In other words: being cautious does little to protect you from heartbreak. So why not be bold?
Practice Makes Perfect
When we practice heartbreak, we get better at it. We gain confidence in our own ability to hurt and heal, which gives us the courage to stride into the world, with all its disappointment and cruelty and unsavory characters, and embrace it joyfully. We broaden our emotional horizons — venturing a little further into the dark, cobwebby corners of our souls, feeling things we’ve never felt before, expanding our understanding of ourselves and other people. When our hearts break, they break us open.

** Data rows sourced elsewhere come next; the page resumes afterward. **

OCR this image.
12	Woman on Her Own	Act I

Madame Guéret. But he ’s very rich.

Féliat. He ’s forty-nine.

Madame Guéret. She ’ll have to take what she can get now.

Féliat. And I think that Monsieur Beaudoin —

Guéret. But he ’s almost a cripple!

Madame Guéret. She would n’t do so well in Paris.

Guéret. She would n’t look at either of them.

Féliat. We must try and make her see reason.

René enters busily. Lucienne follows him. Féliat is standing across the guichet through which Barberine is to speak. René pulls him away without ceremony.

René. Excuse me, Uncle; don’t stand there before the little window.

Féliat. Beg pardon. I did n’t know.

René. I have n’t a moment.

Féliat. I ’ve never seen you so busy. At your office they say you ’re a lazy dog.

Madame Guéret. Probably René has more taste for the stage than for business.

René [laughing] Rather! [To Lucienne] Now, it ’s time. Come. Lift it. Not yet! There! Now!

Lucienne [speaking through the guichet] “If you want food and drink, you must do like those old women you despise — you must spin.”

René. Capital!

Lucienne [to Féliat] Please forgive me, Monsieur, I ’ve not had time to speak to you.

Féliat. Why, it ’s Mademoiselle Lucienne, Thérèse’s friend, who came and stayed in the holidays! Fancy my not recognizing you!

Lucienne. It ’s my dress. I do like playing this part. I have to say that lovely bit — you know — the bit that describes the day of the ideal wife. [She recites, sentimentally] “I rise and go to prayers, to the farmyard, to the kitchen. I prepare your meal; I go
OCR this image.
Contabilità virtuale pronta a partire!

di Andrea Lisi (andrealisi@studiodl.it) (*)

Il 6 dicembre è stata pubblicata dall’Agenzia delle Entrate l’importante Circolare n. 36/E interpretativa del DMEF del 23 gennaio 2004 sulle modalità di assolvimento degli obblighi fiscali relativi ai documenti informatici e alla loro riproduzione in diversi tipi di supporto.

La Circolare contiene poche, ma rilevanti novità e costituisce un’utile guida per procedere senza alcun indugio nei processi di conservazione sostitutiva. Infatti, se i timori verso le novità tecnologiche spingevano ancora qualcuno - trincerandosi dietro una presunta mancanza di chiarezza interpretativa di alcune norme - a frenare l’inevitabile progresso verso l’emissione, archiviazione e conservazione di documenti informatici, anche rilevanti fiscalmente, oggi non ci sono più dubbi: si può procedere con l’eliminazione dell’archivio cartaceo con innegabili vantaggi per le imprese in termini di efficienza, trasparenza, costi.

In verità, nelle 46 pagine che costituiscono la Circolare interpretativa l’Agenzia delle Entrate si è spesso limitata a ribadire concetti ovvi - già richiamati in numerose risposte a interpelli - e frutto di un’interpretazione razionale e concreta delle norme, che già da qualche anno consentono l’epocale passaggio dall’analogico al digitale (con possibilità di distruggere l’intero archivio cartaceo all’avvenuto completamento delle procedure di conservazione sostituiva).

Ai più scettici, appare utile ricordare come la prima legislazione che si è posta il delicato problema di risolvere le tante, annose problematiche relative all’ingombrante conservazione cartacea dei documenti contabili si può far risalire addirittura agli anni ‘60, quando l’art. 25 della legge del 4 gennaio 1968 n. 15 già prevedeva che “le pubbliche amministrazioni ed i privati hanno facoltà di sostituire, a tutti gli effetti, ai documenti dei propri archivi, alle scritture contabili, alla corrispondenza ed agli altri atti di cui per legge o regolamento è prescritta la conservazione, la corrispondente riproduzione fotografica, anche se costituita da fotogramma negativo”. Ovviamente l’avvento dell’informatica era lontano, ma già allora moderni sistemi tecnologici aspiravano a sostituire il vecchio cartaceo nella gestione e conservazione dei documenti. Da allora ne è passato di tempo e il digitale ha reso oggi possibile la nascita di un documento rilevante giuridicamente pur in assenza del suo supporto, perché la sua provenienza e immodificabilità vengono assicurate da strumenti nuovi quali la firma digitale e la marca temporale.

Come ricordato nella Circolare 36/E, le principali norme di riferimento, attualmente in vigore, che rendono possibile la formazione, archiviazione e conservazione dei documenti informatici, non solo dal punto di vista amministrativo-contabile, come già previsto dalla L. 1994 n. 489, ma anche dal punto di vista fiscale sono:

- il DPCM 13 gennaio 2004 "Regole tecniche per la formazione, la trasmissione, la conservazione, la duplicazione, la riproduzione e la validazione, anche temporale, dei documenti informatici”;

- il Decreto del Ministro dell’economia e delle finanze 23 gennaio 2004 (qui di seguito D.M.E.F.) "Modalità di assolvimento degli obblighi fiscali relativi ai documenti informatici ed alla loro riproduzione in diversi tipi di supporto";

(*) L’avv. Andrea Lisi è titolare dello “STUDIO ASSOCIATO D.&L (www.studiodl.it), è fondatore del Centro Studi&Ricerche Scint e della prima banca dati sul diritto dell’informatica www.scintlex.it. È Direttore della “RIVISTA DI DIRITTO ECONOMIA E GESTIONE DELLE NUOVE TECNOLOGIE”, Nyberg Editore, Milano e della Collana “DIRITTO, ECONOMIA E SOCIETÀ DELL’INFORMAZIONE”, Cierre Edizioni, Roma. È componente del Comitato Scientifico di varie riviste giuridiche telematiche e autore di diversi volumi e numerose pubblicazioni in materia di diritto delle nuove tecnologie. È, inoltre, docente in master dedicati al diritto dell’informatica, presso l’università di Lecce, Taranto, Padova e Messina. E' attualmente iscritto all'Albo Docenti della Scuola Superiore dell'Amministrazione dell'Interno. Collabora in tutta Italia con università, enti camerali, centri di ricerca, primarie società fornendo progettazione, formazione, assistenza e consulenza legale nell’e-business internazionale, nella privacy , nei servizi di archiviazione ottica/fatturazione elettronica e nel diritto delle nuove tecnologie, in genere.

Eventually, we may even begin to enjoy it. Waking up heartbroken is like waking up after a day of unusually hard work: your heart, like any other muscle, gets sore with heavy use. After the first hundred-or-so times, you realize it’s the good kind of sore: the kind that tells you that you’re capable of more today than you were yesterday.
The Heartbreak Challenge
So, dear readers, here’s my challenge. Go forth and get your heart broken. Wear that sweet, pathetic, fragile little guy outside your shirt, like a badge of honor, or a dare. Offer it guilelessly to the people you care for. Write a completely over-the-top love letter. Share your silliest, most embarrassing, and most unlikely desires, with the people who can grant them.
If that doesn’t do it, read the news — with feeling! Read about what’s happening in Ferguson, MO. Watch some of Robin Williams’ early stand up. Instead of processing the information like a well-informed robot, actually feel it. Feel your love for these people who have suffered and died, and feel your sadness for their loss. Let it in, and let it hurt.
Love and heartbreak drag us, kicking and screaming, out of our comfort zones, and into the vast open waters of human experience. Without that bittersweet kick in the pants, we would all stay safe at home in our easy chairs, and miss our chance to look up at the night sky, tear-stained and heart-sore, and thank our lucky stars.